Tonight he beat old man Hopkins. I wish Hopkins still had it, but he clearly was past his sell by date. Respect to Hopkins, he made the final bell.
This reminded me of Rocky Balboa in a sense. Not from an action perspective of course, but just a case of a fighter with nothing left to prove out to prove something anyways. And I think Hopkins did- he didn't look for a cheap way out from the ref and didn't fight extraordinarily dirty, one or both of which I expected when things got rough. The old dog didn't need this fight, was outgunned (and pretty much out-everything'd) from the start, but he was going to make it to the final bell regardless. Hopkins fought to survive, and he did. Honestly, for my criticisms of Hopkins going into the fight, I've got nothing bad to say about his performance, his choice of how to fight the fight, or his post-fight comments/reflections.

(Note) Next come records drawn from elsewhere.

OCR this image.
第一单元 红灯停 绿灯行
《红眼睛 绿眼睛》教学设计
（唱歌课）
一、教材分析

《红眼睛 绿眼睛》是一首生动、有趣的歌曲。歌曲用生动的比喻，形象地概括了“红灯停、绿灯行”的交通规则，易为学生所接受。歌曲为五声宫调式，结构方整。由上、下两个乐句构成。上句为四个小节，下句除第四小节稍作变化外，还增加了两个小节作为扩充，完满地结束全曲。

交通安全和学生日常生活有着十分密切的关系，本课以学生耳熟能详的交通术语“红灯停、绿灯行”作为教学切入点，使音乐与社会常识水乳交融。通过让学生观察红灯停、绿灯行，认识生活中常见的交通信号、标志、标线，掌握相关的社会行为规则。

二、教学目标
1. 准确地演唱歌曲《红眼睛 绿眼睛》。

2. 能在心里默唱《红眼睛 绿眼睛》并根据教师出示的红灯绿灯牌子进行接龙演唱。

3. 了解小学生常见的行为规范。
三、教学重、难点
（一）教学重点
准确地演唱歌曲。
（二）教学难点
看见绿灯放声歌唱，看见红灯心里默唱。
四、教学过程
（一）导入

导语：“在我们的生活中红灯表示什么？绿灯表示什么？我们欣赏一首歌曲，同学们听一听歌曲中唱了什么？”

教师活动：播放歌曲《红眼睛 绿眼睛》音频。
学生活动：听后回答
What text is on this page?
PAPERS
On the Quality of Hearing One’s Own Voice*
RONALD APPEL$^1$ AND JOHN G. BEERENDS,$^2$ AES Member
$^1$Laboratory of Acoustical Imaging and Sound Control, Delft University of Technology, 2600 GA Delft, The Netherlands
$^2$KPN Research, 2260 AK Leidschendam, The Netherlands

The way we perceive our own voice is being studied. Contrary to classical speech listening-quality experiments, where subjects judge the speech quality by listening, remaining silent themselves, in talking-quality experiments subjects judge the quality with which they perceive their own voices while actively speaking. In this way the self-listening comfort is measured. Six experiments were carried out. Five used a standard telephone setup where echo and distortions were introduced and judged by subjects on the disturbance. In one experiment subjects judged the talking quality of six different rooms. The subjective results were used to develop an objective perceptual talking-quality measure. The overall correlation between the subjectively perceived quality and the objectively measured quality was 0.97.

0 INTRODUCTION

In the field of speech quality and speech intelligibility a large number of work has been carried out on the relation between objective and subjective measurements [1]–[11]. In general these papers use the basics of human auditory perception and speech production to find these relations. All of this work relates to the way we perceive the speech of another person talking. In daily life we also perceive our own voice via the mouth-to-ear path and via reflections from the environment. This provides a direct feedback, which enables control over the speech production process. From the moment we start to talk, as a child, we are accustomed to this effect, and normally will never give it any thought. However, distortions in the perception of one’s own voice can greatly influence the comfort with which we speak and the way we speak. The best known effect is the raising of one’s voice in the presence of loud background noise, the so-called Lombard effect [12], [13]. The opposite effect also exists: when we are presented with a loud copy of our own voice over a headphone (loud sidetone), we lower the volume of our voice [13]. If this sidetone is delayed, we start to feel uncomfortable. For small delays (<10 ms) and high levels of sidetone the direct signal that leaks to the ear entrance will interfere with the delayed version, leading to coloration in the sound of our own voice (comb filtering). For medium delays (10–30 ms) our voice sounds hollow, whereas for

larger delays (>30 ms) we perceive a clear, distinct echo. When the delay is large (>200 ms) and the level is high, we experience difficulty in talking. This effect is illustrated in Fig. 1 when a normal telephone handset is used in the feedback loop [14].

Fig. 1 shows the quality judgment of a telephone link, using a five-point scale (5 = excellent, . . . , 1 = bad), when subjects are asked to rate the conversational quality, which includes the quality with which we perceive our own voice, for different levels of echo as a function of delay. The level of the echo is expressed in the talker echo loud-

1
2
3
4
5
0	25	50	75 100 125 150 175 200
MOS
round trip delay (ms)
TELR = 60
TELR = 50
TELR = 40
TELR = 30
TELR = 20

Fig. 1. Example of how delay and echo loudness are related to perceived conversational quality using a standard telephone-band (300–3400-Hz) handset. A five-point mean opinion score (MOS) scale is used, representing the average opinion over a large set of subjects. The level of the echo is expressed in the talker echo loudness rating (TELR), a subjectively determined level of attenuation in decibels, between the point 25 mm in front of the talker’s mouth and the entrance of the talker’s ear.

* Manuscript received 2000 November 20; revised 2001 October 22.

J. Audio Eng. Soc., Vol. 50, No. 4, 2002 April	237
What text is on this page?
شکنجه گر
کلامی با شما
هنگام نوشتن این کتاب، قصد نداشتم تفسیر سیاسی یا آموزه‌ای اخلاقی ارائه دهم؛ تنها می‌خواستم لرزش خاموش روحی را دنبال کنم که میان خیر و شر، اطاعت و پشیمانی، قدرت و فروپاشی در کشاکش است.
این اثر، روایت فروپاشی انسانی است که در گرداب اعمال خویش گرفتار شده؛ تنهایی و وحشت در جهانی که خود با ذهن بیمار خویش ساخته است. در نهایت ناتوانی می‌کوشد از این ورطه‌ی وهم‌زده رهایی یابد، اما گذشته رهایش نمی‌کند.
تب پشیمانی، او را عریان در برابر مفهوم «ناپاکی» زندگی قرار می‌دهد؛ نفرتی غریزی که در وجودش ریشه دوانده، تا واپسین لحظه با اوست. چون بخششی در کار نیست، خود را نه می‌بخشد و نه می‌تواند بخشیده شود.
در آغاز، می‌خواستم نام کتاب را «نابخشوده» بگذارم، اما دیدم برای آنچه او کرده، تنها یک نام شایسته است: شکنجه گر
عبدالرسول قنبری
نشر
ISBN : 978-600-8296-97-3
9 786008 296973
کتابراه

I'm not going to sit here and rag on him for being concerned about self preservation even if it led to a relative lack of fireworks for a majority of the fight. I credit him for lasting the distance and absorbing some flush shots that would've dropped most other 175 pounders for the count.
I completely agree. I thought this would be a lose, lose fight, but it turned out to be a win, win, because Hopkins did amazing for having turned so old. In the first seconds I could see how old and stiff he was, the reflexes were gone, and even his power wasn't there. He was still dangerous, but Kovalev was smart to be patient. The Hopkins that faught Calzaghe would have probably still lost, but the fight would have been way different.